Delaware Liberal

Wednesday Open Thread [12.12.12]

Lest no one say that I do not give credit where credit is due: Kudos to Commissioner Karen Weldin Stewart for doing her job in fining State Farm Insurance for shafting its insureds. Granted, 150K is a mere pittance to these multi billion dollar monsters who are awash in cash but still immorally deny coverage, but still. If there is one area where I am a socialist, it is on the issue of insurance. Private Insurance is nothing for than a fraudulent scam, and the entire industry should be nationalized.

All 22 Delaware Republicans in the General Assembly have written to the Delaware Compensation Commission and demanded that they not be given a pay raise. It’s the first fiscally responsible thing they have done in a few centuries.

Andrew Reding at the Los Angeles Times has a take on the unconstitutionallity of the filibuster that I had not considered before:

The Senate filibuster as presently constituted is arguably unconstitutional. It effectively negates the only constitutional authority of the vice president, other than succeeding the president: breaking tie votes as president of the Senate. With a de facto requirement of a 60% supermajority to pass a bill, there are no “equally divided” votes to break.

State constitutions also limited supermajorities to constitutional amendments or overriding gubernatorial vetoes. But they have been circumvented by powers not in the federal Constitution: initiatives and referendums.

Jonathan Bernstein on the lack of any Republcian “Big Ideas:”

“I think a large part of it is that there’s very little incentive from conservative audiences or conservative voters for policy; what gets them excited (and reaching for their wallets, in many cases) is partisan rhetoric, not policy. For the last several years, the way to get a big reaction in conservative circles is to make a teleprompter or a birther joke, not to bring up unsolved problems in the nation. Just as Swift boats and flip-flop jokes were all the rage before that, and Whitewater, Travelgate and the rest of the nonsense they threw at Bill Clinton was popular in the 1990s.”

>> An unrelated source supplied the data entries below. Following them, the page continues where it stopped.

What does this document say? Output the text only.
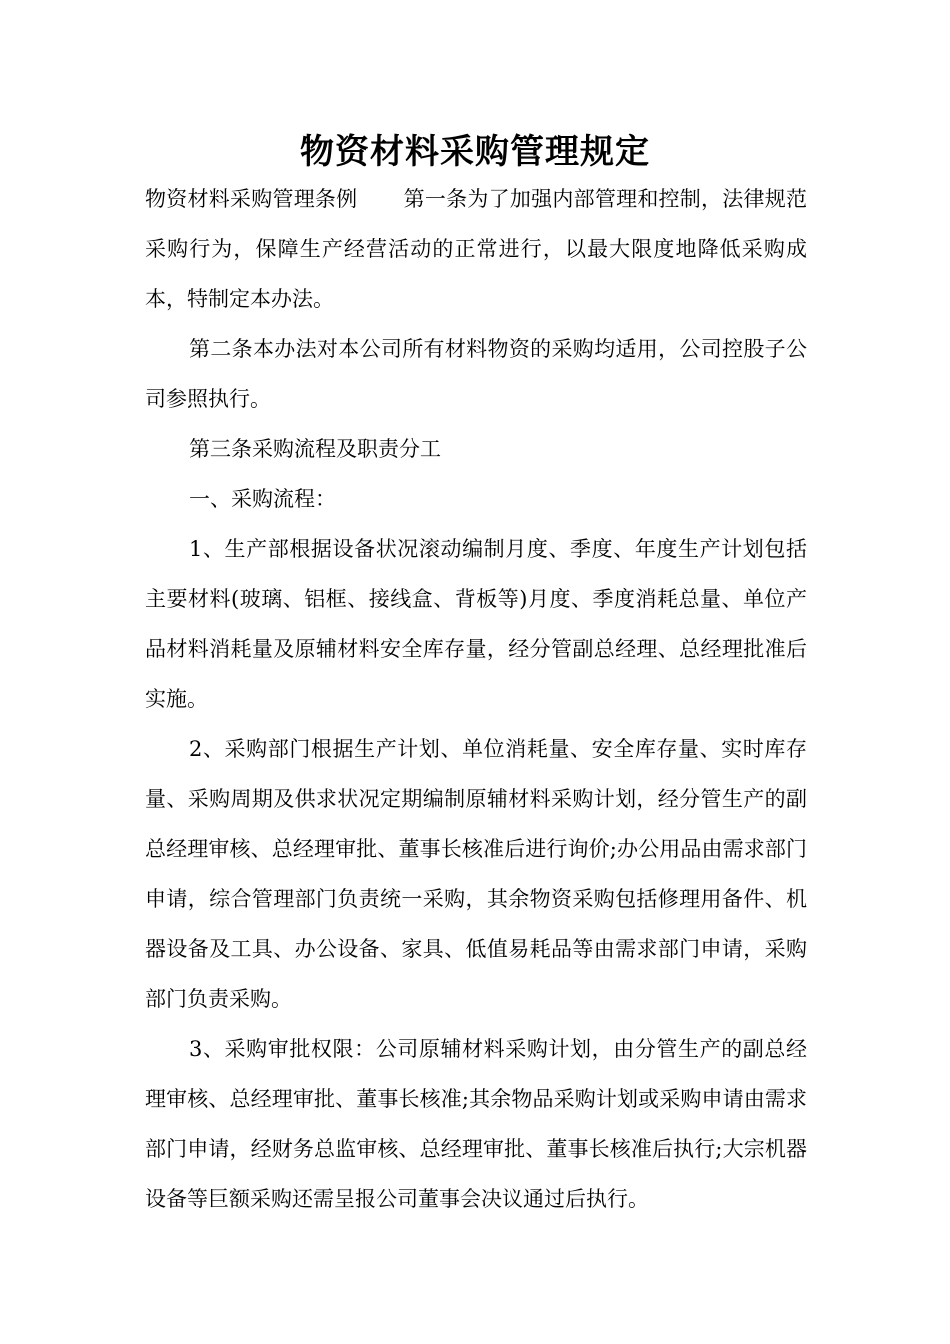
物资材料采购管理规定

物资材料采购管理条例 第一条为了加强内部管理和控制，法律规范采购行为，保障生产经营活动的正常进行，以最大限度地降低采购成本，特制定本办法。

第二条本办法对本公司所有材料物资的采购均适用，公司控股子公司参照执行。

第三条采购流程及职责分工

一、采购流程：

1、生产部根据设备状况滚动编制月度、季度、年度生产计划包括主要材料(玻璃、铝框、接线盒、背板等)月度、季度消耗总量、单位产品材料消耗量及原辅材料安全库存量，经分管副总经理、总经理批准后实施。

2、采购部门根据生产计划、单位消耗量、安全库存量、实时库存量、采购周期及供求状况定期编制原辅材料采购计划，经分管生产的副总经理审核、总经理审批、董事长核准后进行询价;办公用品由需求部门申请，综合管理部门负责统一采购，其余物资采购包括修理用备件、机器设备及工具、办公设备、家具、低值易耗品等由需求部门申请，采购部门负责采购。

3、采购审批权限：公司原辅材料采购计划，由分管生产的副总经理审核、总经理审批、董事长核准;其余物品采购计划或采购申请由需求部门申请，经财务总监审核、总经理审批、董事长核准后执行;大宗机器设备等巨额采购还需呈报公司董事会决议通过后执行。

“Of course, attack politics is always popular with partisans; Democrats certainly had their share of fun with Mitt Romney’s 47 percent, and earlier generations of Republicans enjoyed attacking Walter Mondale or Jimmy Carter (and certainly enjoyed attacking Ted Kennedy). But Republicans then (like Democrats now) also attempted to find real solutions to real problems.”

So the Dems are the ones serious about governing, and the Republicans are the petulant unserious children getting in the way? Sounds about right.

“I don’t know what she’s going to do, but I do know this: The Democrats want her to run. And I don’t just mean a lot of Democrats. I mean a whole lot of Democrats, like 90 percent across the country. We just want to win. We think she’s the best person and shut it down. And that’s across the board.” — James Carville, on This Week on Sunday, on Hillary Clinton’s presidential prospects in 2016.